Dai rappresentanti del Borgo Contado riceviamo il quinto comunicato ufficiale. Riferisce della riunione svoltasi l’altra sera al Leon Bianco sotto l’attenta sorveglianza di “Sior Pieri” e nel corso della quale si sono esaminati diversi problemi di vivo interesse. Fra l’altro si è discusso di speciali ricompense da assegnare ai borghigiani distinti ultimamente nell’azione condotta in Borgo Coronini.
Dal Borgo Castello, frattanto, giunge notizia del terzo ballo borghigiano. Avrà luogo alla “Dama Bianca” domani sera con inizio alle 21. Saranno offerte copiose libagioni in onore del Conte Nero, che continua a rimanere sconosciuto. S’annuncia altresì l’esibizione dell’odalisca Fatima, giunta da Damasco espressamente.
Dal Gazzettino del 22 gennaio 1955
(...) Limpida è invece l’amicizia tra borgo Castello e borgo San Rocco. L’altro pomeriggio Miscou ha reso visita solenne, seguito da tutti i suoi. I sanroccari si sono dimostrati di un’ospitalità munifica.
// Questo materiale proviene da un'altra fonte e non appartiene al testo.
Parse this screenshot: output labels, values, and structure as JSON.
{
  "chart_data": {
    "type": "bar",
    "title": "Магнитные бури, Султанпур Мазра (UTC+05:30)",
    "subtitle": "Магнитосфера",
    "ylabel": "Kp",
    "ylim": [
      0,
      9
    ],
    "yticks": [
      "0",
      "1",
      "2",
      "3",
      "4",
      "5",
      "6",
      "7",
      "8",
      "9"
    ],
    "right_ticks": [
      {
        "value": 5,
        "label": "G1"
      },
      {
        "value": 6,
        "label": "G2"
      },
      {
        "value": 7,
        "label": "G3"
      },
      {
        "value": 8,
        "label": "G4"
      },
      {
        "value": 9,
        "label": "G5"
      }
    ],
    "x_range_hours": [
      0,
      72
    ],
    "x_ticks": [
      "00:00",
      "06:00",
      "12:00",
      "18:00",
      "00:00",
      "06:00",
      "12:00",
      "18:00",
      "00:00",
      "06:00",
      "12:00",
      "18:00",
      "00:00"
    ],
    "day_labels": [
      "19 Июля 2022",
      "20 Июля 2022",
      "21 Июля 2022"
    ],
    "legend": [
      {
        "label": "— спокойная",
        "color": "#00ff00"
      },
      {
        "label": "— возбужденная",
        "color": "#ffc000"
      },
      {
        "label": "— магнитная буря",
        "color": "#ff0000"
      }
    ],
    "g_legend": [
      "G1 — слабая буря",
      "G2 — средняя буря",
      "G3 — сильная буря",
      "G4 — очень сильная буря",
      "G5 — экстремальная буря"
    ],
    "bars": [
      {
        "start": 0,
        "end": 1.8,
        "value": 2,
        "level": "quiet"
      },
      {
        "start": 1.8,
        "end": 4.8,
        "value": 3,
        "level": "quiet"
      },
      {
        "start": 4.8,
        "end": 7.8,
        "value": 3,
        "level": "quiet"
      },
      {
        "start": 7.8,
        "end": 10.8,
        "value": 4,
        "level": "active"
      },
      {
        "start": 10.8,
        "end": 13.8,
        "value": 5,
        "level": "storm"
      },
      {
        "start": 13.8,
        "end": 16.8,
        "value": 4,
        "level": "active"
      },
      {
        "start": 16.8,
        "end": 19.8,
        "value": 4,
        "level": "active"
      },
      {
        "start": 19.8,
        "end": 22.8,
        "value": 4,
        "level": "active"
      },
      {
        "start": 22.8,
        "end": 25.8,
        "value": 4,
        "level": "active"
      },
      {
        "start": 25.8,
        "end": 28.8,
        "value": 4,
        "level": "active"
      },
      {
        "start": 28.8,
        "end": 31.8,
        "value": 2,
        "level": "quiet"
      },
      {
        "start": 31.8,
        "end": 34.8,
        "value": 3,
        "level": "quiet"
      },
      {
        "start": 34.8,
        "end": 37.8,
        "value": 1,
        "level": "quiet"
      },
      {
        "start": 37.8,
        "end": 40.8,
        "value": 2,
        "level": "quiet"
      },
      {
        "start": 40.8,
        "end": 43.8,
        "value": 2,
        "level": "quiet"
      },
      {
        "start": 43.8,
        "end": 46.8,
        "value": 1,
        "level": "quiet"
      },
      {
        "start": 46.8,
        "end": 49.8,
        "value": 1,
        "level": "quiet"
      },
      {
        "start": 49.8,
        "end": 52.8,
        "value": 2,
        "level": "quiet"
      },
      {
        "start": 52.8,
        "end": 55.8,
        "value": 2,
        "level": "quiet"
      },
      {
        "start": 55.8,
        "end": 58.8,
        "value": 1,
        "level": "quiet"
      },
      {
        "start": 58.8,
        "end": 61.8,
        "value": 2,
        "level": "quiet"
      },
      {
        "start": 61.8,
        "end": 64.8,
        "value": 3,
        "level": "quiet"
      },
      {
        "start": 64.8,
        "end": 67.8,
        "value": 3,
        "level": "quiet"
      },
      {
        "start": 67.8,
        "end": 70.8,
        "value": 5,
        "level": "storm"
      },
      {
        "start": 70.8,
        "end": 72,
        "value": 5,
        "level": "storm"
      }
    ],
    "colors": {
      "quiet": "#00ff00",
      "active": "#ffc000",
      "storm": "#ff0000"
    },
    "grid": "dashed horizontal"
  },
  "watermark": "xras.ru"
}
Hanno offerto “ufiei” cioè rape bollite, piatto tradizionale del borgo, mangiate voracemente dal priore e dal suo seguito. Poi il coro di San Rocco, diretto da Bruno Cumar, ha cantato in onore degli ospiti alcune belle villotte. Il Gastaldo Umberto Bressan, il factotum Luigi Camauli, il Cavalieri Pietro Ciochetti e tutti gli altri dignitari mostravano dei sorrisi da spaccarsi le guance fino alle orecchie. Da “La Fortezza” arrivavano fiaschi di vino a grappoli. Per rinsaldare l’amicizia e l’alleanza, il Gastaldo Bressan ha invitato Mishou a lasciarsi fotografare in atteggiamento chino sopra il “Laip”, che sarebbe la vasca ai piedi dell’obelisco di Piazza San Rocco, dentro la quale, nei tempi andati, di tanto in tanto (ill.) qualche vagheggino d’altri borghi della città, che fosse andato a dar fastidio alle donzelle di quelle parti.
Mishou ha fatto osservare che l’atteggiamento sarebbe stato interpretato come una specie di atto di sottomissione, al che quelli di Borgo San Rocco hanno risposto che non ci avevano pensato.
Allora, diplomaticamente, gastaldo e priore hanno posato insieme davanti al “Laip”, stringendosi la mano. Fatto questo, Mishou e i suoi se ne sono andati via senza salutare, e figurarsi la faccia dei sanroccari che avevano predisposto altre villotte, fiaschi di vino, argomenti da trattare e preparato un carro tirato da buoi per ritrasportare gli ospiti in castello. Qualcuno insinua Mishou il tragitto lo avrebbe compiuto come prigioniero, lungo un trionfale itinerario cittadino esposto al ludibrio della popolazione. Ma non sono, queste, intenzioni da attribuirsi ai sanroccari, che si sono invece preoccupati di porre una seria ipoteca per l’elezione della Dama Bianca: hanno infatti eletto a loro damigella la signorina Edda Gurtner già “Miss Cinema” per la Venezia Giulia.